Not up for debate, Joe
Pelosi firm on advice vs. Trump
House Speaker Nancy Pelosi is standing by her statement that Democratic presidential nominee Joe Biden should not debate President Trump.
Pelosi (D-Calif.) was asked Friday on CBS’s “This Morning” if she still stood by her assertion in August that Biden should not take part in any of the three scheduled presidential debates.
“I do. Not that I don’t think he’ll be excellent. I just think that the president has no fidelity to fact or truth,” the California Democrat said, adding that she believes the commander in chief also lacks “fidelity to the Constitution of the United States.”
“He and his henchmen are a danger, but their comments are a danger to our democracy,” she said. “Why bother? He doesn’t tell the truth.”
In August, the speaker told reporters, “I don’t think that there should be any debates.”
She continued at the time that she did not want anyone to “legitimize a conversation with [Trump]” because he lacked “any association with truth.”

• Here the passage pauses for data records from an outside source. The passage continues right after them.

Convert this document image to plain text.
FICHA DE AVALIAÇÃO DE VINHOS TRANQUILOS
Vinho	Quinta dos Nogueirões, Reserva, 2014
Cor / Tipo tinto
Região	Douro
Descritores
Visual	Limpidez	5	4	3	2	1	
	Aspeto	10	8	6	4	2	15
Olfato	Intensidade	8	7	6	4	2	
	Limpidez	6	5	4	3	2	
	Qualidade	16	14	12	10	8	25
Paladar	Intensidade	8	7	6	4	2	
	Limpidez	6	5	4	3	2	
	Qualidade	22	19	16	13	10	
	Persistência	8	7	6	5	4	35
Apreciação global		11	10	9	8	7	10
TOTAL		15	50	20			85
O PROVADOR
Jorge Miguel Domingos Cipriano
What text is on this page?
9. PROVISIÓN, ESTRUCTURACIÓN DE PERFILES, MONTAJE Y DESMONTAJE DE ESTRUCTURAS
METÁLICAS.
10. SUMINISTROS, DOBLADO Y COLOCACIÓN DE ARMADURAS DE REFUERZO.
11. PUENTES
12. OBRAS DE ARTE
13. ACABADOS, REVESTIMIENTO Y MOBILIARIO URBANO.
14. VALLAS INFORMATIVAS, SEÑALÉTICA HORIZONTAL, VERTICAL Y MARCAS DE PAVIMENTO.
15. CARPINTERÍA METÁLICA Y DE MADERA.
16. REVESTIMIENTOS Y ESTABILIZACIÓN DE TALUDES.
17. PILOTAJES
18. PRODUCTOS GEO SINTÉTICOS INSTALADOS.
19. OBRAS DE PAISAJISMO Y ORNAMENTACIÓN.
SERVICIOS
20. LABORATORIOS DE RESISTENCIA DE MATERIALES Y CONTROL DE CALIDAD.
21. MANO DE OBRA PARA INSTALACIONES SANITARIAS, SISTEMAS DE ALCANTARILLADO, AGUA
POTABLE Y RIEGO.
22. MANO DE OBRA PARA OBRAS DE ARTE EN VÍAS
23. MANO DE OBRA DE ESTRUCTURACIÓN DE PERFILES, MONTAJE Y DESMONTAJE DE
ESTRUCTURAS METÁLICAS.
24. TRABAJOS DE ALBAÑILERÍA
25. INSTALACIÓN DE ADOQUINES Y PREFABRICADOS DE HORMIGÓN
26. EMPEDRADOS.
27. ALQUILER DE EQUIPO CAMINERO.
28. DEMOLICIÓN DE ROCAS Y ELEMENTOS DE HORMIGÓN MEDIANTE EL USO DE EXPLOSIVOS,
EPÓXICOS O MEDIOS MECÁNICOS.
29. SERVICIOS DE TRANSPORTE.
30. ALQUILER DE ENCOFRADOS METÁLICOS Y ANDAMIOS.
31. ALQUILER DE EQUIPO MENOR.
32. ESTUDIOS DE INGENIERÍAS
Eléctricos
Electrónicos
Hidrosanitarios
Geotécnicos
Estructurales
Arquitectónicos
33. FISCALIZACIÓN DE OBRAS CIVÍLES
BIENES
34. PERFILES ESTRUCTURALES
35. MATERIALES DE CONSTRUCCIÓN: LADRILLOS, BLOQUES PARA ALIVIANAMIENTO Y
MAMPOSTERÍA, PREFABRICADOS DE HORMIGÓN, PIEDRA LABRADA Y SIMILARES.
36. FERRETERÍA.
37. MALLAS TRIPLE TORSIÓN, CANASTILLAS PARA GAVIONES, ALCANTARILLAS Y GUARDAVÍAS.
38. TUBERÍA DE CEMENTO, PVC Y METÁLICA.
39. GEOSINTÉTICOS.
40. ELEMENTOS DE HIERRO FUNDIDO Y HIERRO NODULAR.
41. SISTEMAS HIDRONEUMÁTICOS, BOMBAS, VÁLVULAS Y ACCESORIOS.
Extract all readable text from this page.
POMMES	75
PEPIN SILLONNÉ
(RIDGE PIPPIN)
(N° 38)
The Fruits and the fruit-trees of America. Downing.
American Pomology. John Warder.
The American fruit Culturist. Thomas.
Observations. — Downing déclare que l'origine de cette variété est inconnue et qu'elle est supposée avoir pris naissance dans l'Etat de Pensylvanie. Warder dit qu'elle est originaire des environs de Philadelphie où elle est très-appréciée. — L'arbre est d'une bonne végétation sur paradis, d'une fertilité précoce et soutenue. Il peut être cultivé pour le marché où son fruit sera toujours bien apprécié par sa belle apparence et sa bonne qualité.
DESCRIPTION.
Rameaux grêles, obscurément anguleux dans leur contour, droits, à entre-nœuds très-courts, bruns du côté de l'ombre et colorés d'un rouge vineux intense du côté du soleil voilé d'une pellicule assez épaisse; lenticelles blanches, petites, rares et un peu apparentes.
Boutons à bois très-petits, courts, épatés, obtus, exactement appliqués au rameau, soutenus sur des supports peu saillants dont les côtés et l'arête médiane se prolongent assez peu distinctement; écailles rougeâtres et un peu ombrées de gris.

Asked during her interview Friday about her longtime feud with the president, Pelosi argued that their differences were, in one way, helpful to her.
“Well, I don’t care what he says about me. Every knock from him is a boost for me. If he wants to help me raise money, he can keep knocking me,” she said.
“I’m speaking the truth. Our Constitution is at the mercy of people who have no allegiance to the Constitution of the United States,” she added.
At a campaign rally in Virginia Friday night, Trump earned laughs by predicting the bar for a Biden debate performance would be very low. “One thing we know. If he does just OK, they’re gonna say — the fake news — they’re gonna say ‘It was the single greatest debate performance in history.’
“‘It was unbelievable, far better than Winston Churchill in his prime,’ ” the president joked.
“‘Winston Churchill was nothing compared to Sleepy Joe.’ ”
Biden has said that while he does intend to debate Trump, “very competent people” had urged him not to do so without a fact-checker on stage.
“I think everybody knows this man has a somewhat pathological tendency not to tell the truth,” he told MSNBC in August, adding, “as long as the Commission [on Presidential Debates] continues down the straight and narrow as they have, I’m going to debate him.”